In-situ synthesis of N, S co-doped electrode material by an environmentally benign method towards designing of high voltage (3.0 V) binder-free sustainable aqueous symmetric supercapacitor

Abstract

In aqueous electrolyte based symmetric supercapacitor, the decomposition of water to evolve hydrogen and oxygen occurs in relatively lower potential window, thereby, limits its cell voltage and needs to be modified so as to achieve high energy density.

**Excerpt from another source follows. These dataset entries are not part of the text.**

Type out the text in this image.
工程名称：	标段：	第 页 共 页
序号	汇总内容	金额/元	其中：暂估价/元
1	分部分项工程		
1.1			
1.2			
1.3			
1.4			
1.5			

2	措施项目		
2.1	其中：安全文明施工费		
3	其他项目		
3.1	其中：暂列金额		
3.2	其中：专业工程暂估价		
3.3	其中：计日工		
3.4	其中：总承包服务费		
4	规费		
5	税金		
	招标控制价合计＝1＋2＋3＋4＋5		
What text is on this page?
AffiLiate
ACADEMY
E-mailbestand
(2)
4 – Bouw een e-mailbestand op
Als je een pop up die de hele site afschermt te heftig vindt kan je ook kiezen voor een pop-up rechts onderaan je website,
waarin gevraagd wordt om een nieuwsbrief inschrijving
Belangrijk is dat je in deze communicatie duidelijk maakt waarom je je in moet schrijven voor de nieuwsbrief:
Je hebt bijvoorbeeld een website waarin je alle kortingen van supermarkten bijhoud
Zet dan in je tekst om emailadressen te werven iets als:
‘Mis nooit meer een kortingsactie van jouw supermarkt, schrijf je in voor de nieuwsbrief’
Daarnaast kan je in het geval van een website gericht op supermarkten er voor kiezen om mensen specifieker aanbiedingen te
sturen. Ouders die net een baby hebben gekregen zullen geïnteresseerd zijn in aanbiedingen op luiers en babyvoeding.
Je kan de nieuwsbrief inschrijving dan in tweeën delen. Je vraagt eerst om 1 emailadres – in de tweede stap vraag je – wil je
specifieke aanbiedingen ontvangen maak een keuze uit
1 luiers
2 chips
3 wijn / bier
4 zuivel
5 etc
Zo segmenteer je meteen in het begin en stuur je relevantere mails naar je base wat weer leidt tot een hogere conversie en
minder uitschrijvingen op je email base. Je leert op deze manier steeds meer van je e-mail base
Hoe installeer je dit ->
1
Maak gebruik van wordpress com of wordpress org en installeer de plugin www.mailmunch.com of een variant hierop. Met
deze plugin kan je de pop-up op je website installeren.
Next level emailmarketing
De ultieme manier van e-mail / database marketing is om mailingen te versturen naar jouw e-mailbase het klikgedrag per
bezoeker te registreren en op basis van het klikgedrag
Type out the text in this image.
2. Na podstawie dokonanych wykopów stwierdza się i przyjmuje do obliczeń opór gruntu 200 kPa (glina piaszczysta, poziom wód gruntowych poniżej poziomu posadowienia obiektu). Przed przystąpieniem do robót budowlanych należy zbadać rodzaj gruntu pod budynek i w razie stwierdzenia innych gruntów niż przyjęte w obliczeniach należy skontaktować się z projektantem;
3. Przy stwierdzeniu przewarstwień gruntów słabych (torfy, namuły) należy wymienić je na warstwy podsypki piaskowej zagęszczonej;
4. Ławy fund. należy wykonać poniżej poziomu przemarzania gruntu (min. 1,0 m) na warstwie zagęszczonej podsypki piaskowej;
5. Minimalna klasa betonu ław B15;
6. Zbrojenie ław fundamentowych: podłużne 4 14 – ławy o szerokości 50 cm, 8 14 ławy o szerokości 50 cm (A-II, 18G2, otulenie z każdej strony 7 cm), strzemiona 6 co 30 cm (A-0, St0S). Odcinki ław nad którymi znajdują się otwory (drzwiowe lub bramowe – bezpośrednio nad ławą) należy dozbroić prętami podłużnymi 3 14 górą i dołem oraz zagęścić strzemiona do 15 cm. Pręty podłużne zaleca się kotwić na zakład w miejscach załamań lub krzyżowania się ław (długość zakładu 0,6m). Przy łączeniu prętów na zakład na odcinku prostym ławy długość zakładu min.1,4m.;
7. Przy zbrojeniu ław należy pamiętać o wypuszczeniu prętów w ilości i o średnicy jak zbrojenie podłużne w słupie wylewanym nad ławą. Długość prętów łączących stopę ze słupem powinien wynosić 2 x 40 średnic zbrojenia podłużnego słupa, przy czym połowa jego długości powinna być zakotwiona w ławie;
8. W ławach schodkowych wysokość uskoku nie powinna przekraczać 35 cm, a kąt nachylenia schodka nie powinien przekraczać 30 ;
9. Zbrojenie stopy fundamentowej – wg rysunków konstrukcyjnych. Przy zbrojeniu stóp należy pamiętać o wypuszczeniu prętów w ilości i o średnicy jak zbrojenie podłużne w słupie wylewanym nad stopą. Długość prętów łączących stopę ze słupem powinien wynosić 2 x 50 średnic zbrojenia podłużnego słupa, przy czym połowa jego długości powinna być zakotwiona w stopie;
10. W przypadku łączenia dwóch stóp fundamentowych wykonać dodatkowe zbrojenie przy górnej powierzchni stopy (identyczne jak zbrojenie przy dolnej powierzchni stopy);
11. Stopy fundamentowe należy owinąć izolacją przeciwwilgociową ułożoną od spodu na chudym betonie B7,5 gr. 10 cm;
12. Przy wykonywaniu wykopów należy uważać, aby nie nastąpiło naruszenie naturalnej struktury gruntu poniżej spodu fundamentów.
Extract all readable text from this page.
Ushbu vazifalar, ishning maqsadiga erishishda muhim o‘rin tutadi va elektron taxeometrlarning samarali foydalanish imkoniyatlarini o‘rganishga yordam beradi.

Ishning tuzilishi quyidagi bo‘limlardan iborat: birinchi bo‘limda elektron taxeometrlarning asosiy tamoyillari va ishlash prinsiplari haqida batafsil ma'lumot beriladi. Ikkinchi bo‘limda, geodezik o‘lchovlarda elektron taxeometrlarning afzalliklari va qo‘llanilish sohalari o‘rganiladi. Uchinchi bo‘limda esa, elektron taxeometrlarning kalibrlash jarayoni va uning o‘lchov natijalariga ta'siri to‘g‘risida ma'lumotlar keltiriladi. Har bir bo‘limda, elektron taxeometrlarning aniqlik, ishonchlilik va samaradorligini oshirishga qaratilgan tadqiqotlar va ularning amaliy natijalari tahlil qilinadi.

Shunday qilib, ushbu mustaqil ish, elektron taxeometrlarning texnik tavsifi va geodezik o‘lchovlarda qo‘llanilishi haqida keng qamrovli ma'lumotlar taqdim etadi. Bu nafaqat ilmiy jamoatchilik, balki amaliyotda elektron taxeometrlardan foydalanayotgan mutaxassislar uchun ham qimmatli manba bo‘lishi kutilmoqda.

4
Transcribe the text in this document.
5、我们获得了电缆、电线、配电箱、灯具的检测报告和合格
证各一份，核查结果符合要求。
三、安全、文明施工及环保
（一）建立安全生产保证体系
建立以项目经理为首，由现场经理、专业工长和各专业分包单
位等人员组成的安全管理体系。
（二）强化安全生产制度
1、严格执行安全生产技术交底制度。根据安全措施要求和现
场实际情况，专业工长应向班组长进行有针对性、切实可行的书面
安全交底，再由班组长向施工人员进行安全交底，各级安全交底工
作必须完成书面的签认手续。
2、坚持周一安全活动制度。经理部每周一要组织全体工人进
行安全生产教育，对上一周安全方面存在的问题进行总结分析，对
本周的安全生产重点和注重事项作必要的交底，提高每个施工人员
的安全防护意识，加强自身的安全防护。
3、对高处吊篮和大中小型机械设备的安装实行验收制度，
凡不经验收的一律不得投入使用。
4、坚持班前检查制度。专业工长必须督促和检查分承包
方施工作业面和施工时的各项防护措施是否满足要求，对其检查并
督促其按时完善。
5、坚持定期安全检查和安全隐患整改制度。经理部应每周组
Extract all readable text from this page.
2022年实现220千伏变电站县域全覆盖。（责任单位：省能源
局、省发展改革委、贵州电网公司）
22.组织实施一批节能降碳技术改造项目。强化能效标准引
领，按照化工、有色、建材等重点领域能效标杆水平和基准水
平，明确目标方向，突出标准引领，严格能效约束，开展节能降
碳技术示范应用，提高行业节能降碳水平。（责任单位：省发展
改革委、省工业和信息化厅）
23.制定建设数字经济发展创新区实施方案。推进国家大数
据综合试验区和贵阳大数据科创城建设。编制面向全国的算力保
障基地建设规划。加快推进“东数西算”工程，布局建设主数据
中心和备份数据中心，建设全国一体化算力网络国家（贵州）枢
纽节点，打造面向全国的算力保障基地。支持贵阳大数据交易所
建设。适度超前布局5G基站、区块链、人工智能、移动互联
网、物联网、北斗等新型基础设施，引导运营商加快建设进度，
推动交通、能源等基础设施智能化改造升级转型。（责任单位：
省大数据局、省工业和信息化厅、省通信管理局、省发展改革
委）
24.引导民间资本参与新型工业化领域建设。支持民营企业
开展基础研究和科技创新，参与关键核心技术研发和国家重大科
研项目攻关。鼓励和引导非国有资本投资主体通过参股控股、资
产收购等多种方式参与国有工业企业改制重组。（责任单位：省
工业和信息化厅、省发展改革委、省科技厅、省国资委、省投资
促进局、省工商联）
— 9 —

This manuscript reports a novel greener approach for an in-situ synthesis of N, S co-doped reduced graphene oxide (N, S co-doped rGO-10/20) nanohybrids as porous electrode material for designing a binder-free and up-scaled mass-loaded (5.0 mg cm−2) high voltage (3.0 V) aqueous symmetric supercapacitor in water-in-salt (WIS), 17 m NaClO4 electrolyte. A fairly rich co-doping/integration of heteroatoms (N (7.2 %) and S (1.5 %)) into the rGO matrix takes place through the formation of C-N, C-S and C-SOx-C bonds. The N, S co-doped rGO-20 nanohybrids in three-electrode system shows the pseudocapacitive behavior with the electrochemical stability of potential window (ESPW) of 3.0 V. In two electrodes set-up, the optimized aqueous symmetric supercapacitor cell (SSC) in WIS shows the superb cell voltage at 3.0 V (highest reported to-date), a fairly high areal energy density@areal power density (0.256 (mWh cm−2)@5.239 (mW cm−2)) at 0.7 A/g with excellent capacitance retention (93.7 %) and Coulombic efficiency (99.3 %) after 20 k cycles. Its energy storage capability is further validated by illumination of 125 white LEDs and 91 green LEDs upon lighting a single SSC for 50 s each and forming the tandem device with high cyclic stability (102 %). Under open circuit, SSC exhibits self-discharge to 2.4 V without any further appreciable discharge till 24 h.